Korean Pulled PorkSteven Raichlen
Smoked pork shoulder with the sweet, spicy, and fiery flavors of Korean barbecue. Sweet, salty, spicy, fiery, with those Asian umami flavors.
More Asian-Inspired Barbecue Recipes:
- Thai Veal Burger Sliders With Peanut Sauce
- Vietnamese Crispy Brisket Salad
- Basic Filipino Pork Steak Barbecue
Korean Pulled Pork
- Equipment: Insulated rubber gloves or meat claws for pulling and shredding the pork
- 1 Boston butt (bone-in pork shoulder roast, preferably skin-on; 5 to 6 pounds)
- 1 cup gochujang
- 1 KB Sauce (see recipe)
- 4 tablespoons (1/2 stick) melted butter
- 12 sesame seed buns, split
- Kimchi (use a good jarred or vacuum-sealed brand)
- Thai sweet chili sauce (one good brand is Mae Ploy)
Step 1: Place the pork shoulder in a deep baking dish. Spread the gochujang over the Boston butt on all sides. Loosely cover with plastic wrap and marinate in the refrigerator for 24 hours, the longer, the richer the flavor.
Step 2: Set up a smoker following the manufacturer’s instructions and preheat to 250°F. Add wood as specified by the manufacturer.

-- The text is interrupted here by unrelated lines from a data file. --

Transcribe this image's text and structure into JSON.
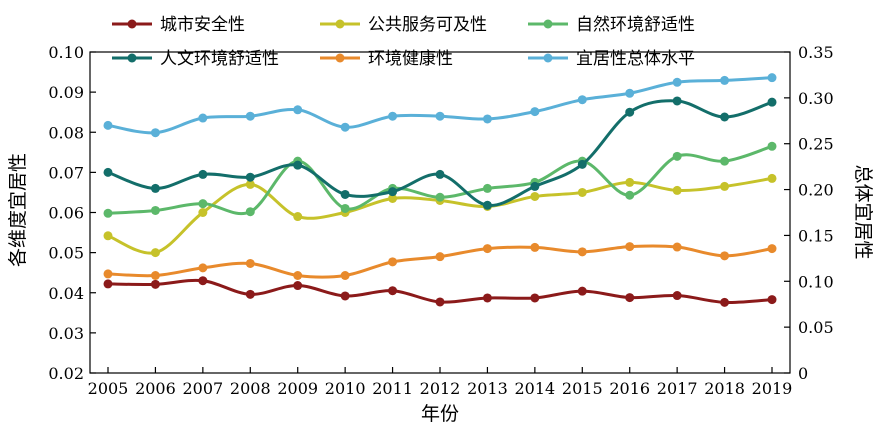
{
  "chart_data": {
    "type": "line",
    "x": [
      "2005",
      "2006",
      "2007",
      "2008",
      "2009",
      "2010",
      "2011",
      "2012",
      "2013",
      "2014",
      "2015",
      "2016",
      "2017",
      "2018",
      "2019"
    ],
    "xlabel": "年份",
    "ylabel_left": "各维度宜居性",
    "ylabel_right": "总体宜居性",
    "ylim_left": [
      0.02,
      0.1
    ],
    "ylim_right": [
      0,
      0.35
    ],
    "yticks_left": [
      "0.02",
      "0.03",
      "0.04",
      "0.05",
      "0.06",
      "0.07",
      "0.08",
      "0.09",
      "0.10"
    ],
    "yticks_right": [
      "0",
      "0.05",
      "0.10",
      "0.15",
      "0.20",
      "0.25",
      "0.30",
      "0.35"
    ],
    "legend_placement": "top",
    "grid": false,
    "series": [
      {
        "name": "城市安全性",
        "axis": "left",
        "color": "#8b1a1a",
        "values": [
          0.0422,
          0.0421,
          0.043,
          0.0396,
          0.0418,
          0.0392,
          0.0405,
          0.0377,
          0.0387,
          0.0387,
          0.0404,
          0.0388,
          0.0393,
          0.0376,
          0.0383
        ]
      },
      {
        "name": "公共服务可及性",
        "axis": "left",
        "color": "#c6c22a",
        "values": [
          0.0542,
          0.05,
          0.06,
          0.067,
          0.059,
          0.06,
          0.0635,
          0.063,
          0.0615,
          0.064,
          0.065,
          0.0675,
          0.0655,
          0.0665,
          0.0685
        ]
      },
      {
        "name": "自然环境舒适性",
        "axis": "left",
        "color": "#5cb86a",
        "values": [
          0.0598,
          0.0605,
          0.0622,
          0.0602,
          0.0728,
          0.061,
          0.066,
          0.0638,
          0.066,
          0.0675,
          0.0728,
          0.0643,
          0.074,
          0.0728,
          0.0765
        ]
      },
      {
        "name": "人文环境舒适性",
        "axis": "left",
        "color": "#136e6a",
        "values": [
          0.07,
          0.066,
          0.0695,
          0.0688,
          0.0718,
          0.0645,
          0.0652,
          0.0695,
          0.0618,
          0.0665,
          0.072,
          0.085,
          0.0878,
          0.0838,
          0.0875
        ]
      },
      {
        "name": "环境健康性",
        "axis": "left",
        "color": "#e88a2c",
        "values": [
          0.0447,
          0.0443,
          0.0462,
          0.0473,
          0.0443,
          0.0443,
          0.0477,
          0.049,
          0.051,
          0.0513,
          0.0502,
          0.0515,
          0.0514,
          0.0492,
          0.051
        ]
      },
      {
        "name": "宜居性总体水平",
        "axis": "right",
        "color": "#5ab0d8",
        "values": [
          0.27,
          0.262,
          0.278,
          0.28,
          0.287,
          0.268,
          0.28,
          0.28,
          0.277,
          0.285,
          0.298,
          0.305,
          0.317,
          0.319,
          0.322
        ]
      }
    ]
  }
}
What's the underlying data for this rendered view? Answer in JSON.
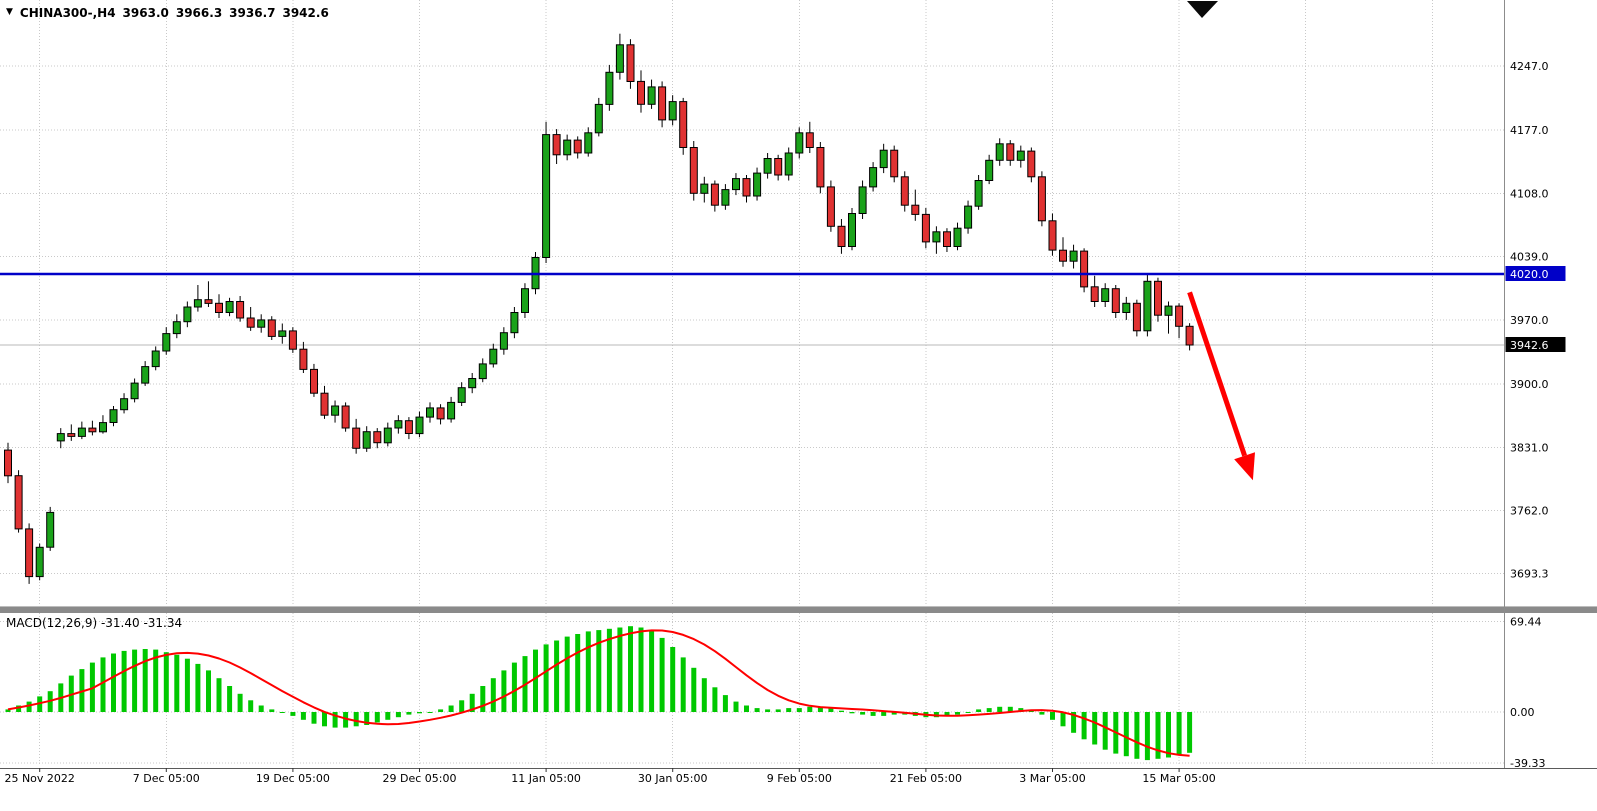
{
  "header": {
    "dropdown_icon": "▼",
    "symbol": "CHINA300-,H4",
    "open": "3963.0",
    "high": "3966.3",
    "low": "3936.7",
    "close": "3942.6"
  },
  "colors": {
    "bull": "#1aa21a",
    "bear": "#e03232",
    "candle_border": "#000000",
    "grid": "#c9c9c9",
    "blue_line": "#0000c8",
    "current_line": "#b9b9b9",
    "macd_hist": "#00c800",
    "macd_signal": "#ff0000",
    "arrow": "#ff0000",
    "badge_blue_bg": "#0000c8",
    "badge_black_bg": "#000000",
    "badge_text": "#ffffff",
    "separator": "#8a8a8a",
    "axis_text": "#000000"
  },
  "icons": {
    "symbol_dropdown": "black-down-triangle",
    "shift_marker": "black-corner-triangle"
  },
  "price_axis": {
    "blue_badge_label": "4020.0",
    "current_badge_label": "3942.6"
  },
  "time_axis": {
    "labels": [
      "25 Nov 2022",
      "7 Dec 05:00",
      "19 Dec 05:00",
      "29 Dec 05:00",
      "11 Jan 05:00",
      "30 Jan 05:00",
      "9 Feb 05:00",
      "21 Feb 05:00",
      "3 Mar 05:00",
      "15 Mar 05:00"
    ],
    "tick_indices": [
      3,
      15,
      27,
      39,
      51,
      63,
      75,
      87,
      99,
      111
    ],
    "extra_grid_indices": [
      123,
      135
    ]
  },
  "macd_panel": {
    "label": "MACD(12,26,9) -31.40 -31.34"
  },
  "chart_data": [
    {
      "type": "candlestick",
      "title": "CHINA300-,H4",
      "timeframe": "H4",
      "legend_position": "top-left",
      "grid": "dotted",
      "y_axis": {
        "tick_values": [
          4247.0,
          4177.0,
          4108.0,
          4039.0,
          3970.0,
          3900.0,
          3831.0,
          3762.0,
          3693.3
        ],
        "range": [
          3660,
          4320
        ]
      },
      "levels": {
        "horizontal_line": 4020.0,
        "last_price": 3942.6
      },
      "last_bar_ohlc": [
        3963.0,
        3966.3,
        3936.7,
        3942.6
      ],
      "ohlc": [
        [
          3828,
          3836,
          3792,
          3800
        ],
        [
          3800,
          3806,
          3738,
          3742
        ],
        [
          3742,
          3748,
          3682,
          3690
        ],
        [
          3690,
          3726,
          3686,
          3722
        ],
        [
          3722,
          3766,
          3718,
          3760
        ],
        [
          3838,
          3852,
          3830,
          3846
        ],
        [
          3846,
          3856,
          3838,
          3843
        ],
        [
          3843,
          3859,
          3840,
          3852
        ],
        [
          3852,
          3860,
          3844,
          3848
        ],
        [
          3848,
          3866,
          3846,
          3858
        ],
        [
          3858,
          3876,
          3854,
          3872
        ],
        [
          3872,
          3890,
          3868,
          3884
        ],
        [
          3884,
          3906,
          3880,
          3901
        ],
        [
          3901,
          3925,
          3898,
          3919
        ],
        [
          3919,
          3941,
          3915,
          3936
        ],
        [
          3936,
          3962,
          3932,
          3955
        ],
        [
          3955,
          3976,
          3950,
          3968
        ],
        [
          3968,
          3990,
          3962,
          3984
        ],
        [
          3984,
          4008,
          3979,
          3992
        ],
        [
          3992,
          4012,
          3984,
          3988
        ],
        [
          3988,
          3998,
          3972,
          3978
        ],
        [
          3978,
          3994,
          3974,
          3990
        ],
        [
          3990,
          3996,
          3968,
          3972
        ],
        [
          3972,
          3984,
          3958,
          3962
        ],
        [
          3962,
          3976,
          3956,
          3970
        ],
        [
          3970,
          3974,
          3948,
          3952
        ],
        [
          3952,
          3966,
          3944,
          3958
        ],
        [
          3958,
          3962,
          3934,
          3938
        ],
        [
          3938,
          3946,
          3912,
          3916
        ],
        [
          3916,
          3922,
          3886,
          3890
        ],
        [
          3890,
          3898,
          3862,
          3866
        ],
        [
          3866,
          3882,
          3858,
          3876
        ],
        [
          3876,
          3880,
          3848,
          3852
        ],
        [
          3852,
          3862,
          3824,
          3830
        ],
        [
          3830,
          3854,
          3826,
          3848
        ],
        [
          3848,
          3852,
          3830,
          3836
        ],
        [
          3836,
          3858,
          3832,
          3852
        ],
        [
          3852,
          3866,
          3846,
          3860
        ],
        [
          3860,
          3864,
          3840,
          3846
        ],
        [
          3846,
          3870,
          3842,
          3864
        ],
        [
          3864,
          3880,
          3858,
          3874
        ],
        [
          3874,
          3878,
          3856,
          3862
        ],
        [
          3862,
          3886,
          3858,
          3880
        ],
        [
          3880,
          3902,
          3876,
          3896
        ],
        [
          3896,
          3912,
          3890,
          3906
        ],
        [
          3906,
          3928,
          3902,
          3922
        ],
        [
          3922,
          3944,
          3918,
          3938
        ],
        [
          3938,
          3962,
          3932,
          3956
        ],
        [
          3956,
          3984,
          3950,
          3978
        ],
        [
          3978,
          4010,
          3972,
          4004
        ],
        [
          4004,
          4044,
          3998,
          4038
        ],
        [
          4038,
          4186,
          4032,
          4172
        ],
        [
          4172,
          4178,
          4140,
          4150
        ],
        [
          4150,
          4172,
          4144,
          4166
        ],
        [
          4166,
          4170,
          4146,
          4152
        ],
        [
          4152,
          4180,
          4148,
          4174
        ],
        [
          4174,
          4212,
          4170,
          4205
        ],
        [
          4205,
          4248,
          4198,
          4240
        ],
        [
          4240,
          4282,
          4232,
          4270
        ],
        [
          4270,
          4276,
          4222,
          4230
        ],
        [
          4230,
          4242,
          4196,
          4205
        ],
        [
          4205,
          4232,
          4200,
          4224
        ],
        [
          4224,
          4230,
          4180,
          4188
        ],
        [
          4188,
          4215,
          4182,
          4208
        ],
        [
          4208,
          4212,
          4150,
          4158
        ],
        [
          4158,
          4165,
          4100,
          4108
        ],
        [
          4108,
          4126,
          4098,
          4118
        ],
        [
          4118,
          4122,
          4088,
          4095
        ],
        [
          4095,
          4118,
          4090,
          4112
        ],
        [
          4112,
          4130,
          4106,
          4124
        ],
        [
          4124,
          4128,
          4098,
          4105
        ],
        [
          4105,
          4136,
          4100,
          4130
        ],
        [
          4130,
          4152,
          4124,
          4146
        ],
        [
          4146,
          4150,
          4122,
          4128
        ],
        [
          4128,
          4158,
          4122,
          4152
        ],
        [
          4152,
          4180,
          4146,
          4174
        ],
        [
          4174,
          4186,
          4152,
          4158
        ],
        [
          4158,
          4164,
          4108,
          4115
        ],
        [
          4115,
          4122,
          4066,
          4072
        ],
        [
          4072,
          4080,
          4042,
          4050
        ],
        [
          4050,
          4092,
          4046,
          4086
        ],
        [
          4086,
          4122,
          4080,
          4115
        ],
        [
          4115,
          4142,
          4110,
          4136
        ],
        [
          4136,
          4162,
          4130,
          4155
        ],
        [
          4155,
          4160,
          4120,
          4126
        ],
        [
          4126,
          4132,
          4088,
          4095
        ],
        [
          4095,
          4112,
          4078,
          4085
        ],
        [
          4085,
          4092,
          4048,
          4055
        ],
        [
          4055,
          4072,
          4042,
          4066
        ],
        [
          4066,
          4070,
          4044,
          4050
        ],
        [
          4050,
          4076,
          4046,
          4070
        ],
        [
          4070,
          4100,
          4064,
          4094
        ],
        [
          4094,
          4128,
          4090,
          4122
        ],
        [
          4122,
          4150,
          4118,
          4144
        ],
        [
          4144,
          4168,
          4138,
          4162
        ],
        [
          4162,
          4166,
          4138,
          4144
        ],
        [
          4144,
          4160,
          4136,
          4154
        ],
        [
          4154,
          4158,
          4120,
          4126
        ],
        [
          4126,
          4132,
          4072,
          4078
        ],
        [
          4078,
          4086,
          4040,
          4046
        ],
        [
          4046,
          4060,
          4028,
          4034
        ],
        [
          4034,
          4052,
          4026,
          4045
        ],
        [
          4045,
          4048,
          4000,
          4006
        ],
        [
          4006,
          4018,
          3984,
          3990
        ],
        [
          3990,
          4010,
          3984,
          4004
        ],
        [
          4004,
          4008,
          3972,
          3978
        ],
        [
          3978,
          3995,
          3970,
          3988
        ],
        [
          3988,
          3992,
          3952,
          3958
        ],
        [
          3958,
          4020,
          3952,
          4012
        ],
        [
          4012,
          4016,
          3968,
          3975
        ],
        [
          3975,
          3990,
          3955,
          3985
        ],
        [
          3985,
          3988,
          3950,
          3963
        ],
        [
          3963,
          3966.3,
          3936.7,
          3942.6
        ]
      ]
    },
    {
      "type": "bar",
      "title": "MACD(12,26,9)",
      "current_macd": -31.4,
      "current_signal": -31.34,
      "signal_period": 9,
      "y_axis": {
        "tick_values": [
          69.44,
          0.0,
          -39.33
        ],
        "range": [
          -41,
          72
        ]
      },
      "values": [
        2,
        5,
        8,
        12,
        16,
        22,
        28,
        33,
        38,
        42,
        45,
        47,
        48,
        48.5,
        48,
        46,
        44,
        41,
        37,
        32,
        26,
        20,
        14,
        9,
        5,
        2,
        0,
        -3,
        -6,
        -9,
        -11,
        -12,
        -12,
        -11,
        -10,
        -8,
        -6,
        -4,
        -2,
        -1,
        0,
        2,
        5,
        9,
        14,
        20,
        26,
        32,
        38,
        43,
        48,
        52,
        55,
        58,
        60,
        62,
        63,
        64,
        65,
        66,
        65,
        62,
        57,
        50,
        42,
        34,
        26,
        19,
        13,
        8,
        5,
        3,
        2,
        2,
        3,
        3,
        4,
        4,
        3,
        1,
        -1,
        -2,
        -3,
        -3,
        -2,
        -2,
        -3,
        -4,
        -4,
        -3,
        -2,
        0,
        2,
        3,
        4,
        4,
        3,
        1,
        -2,
        -6,
        -11,
        -16,
        -21,
        -25,
        -29,
        -32,
        -34,
        -36,
        -37,
        -36,
        -35,
        -33,
        -31.4
      ]
    }
  ],
  "annotations": {
    "arrow": {
      "from": {
        "index": 112,
        "price": 4000
      },
      "to": {
        "index": 118,
        "price": 3795
      }
    }
  }
}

Step 3: Smoke the pork shoulder until darkly browned and crusty on the outside and the meat reaches an internal temperature of 195°F, 5 to 6 hours. Another test for doneness is to pull on the ends of any protruding bones—they should come out easily. Replenish the charcoal and wood as needed. There’s no point in rushing the process: If you don’t achieve the desired internal temperature, the pork won’t shred properly.
Step 4: When the pork is cooked, transfer it to a large cutting board or chopping block. Loosely tent with aluminum foil and let rest for 15 minutes.
Step 5: Pull off any skin and scrape any excess fat off of it. Crisp the skin over a hot fire on your grill, starting meat side down, or fry until crisp in hot vegetable oil (375°F).
Step 6: Pull out and discard any bones. Pull the meat into fist-size pieces, discarding any large lumps of fat. (Remember, you need some fat to keep the pork moist.) Using a cleaver or a heavy chef’s knife, coarsely chop the pork—the pieces should be between 1/4- and 1/2-inch in size. Alternatively, pull the pork into shreds using meat claws or two large forks.
Step 7: Transfer the pork to a large mixing bowl and stir enough KB Barbecue Sauce to give the meat a terrific flavor and make it moist (but not soupy). You’ll need about 1 cup.
Step 8: Now’s a good time to butter and grill or toast the buns.
Step 9: To serve, pile the meat on the buns—about 1/4 pound (3/4 cup) per sandwich. Top with kimchi and drizzle with sriracha and Thai sweet chili sauce, if using. Serve any extra KB sauce on the side. Wow!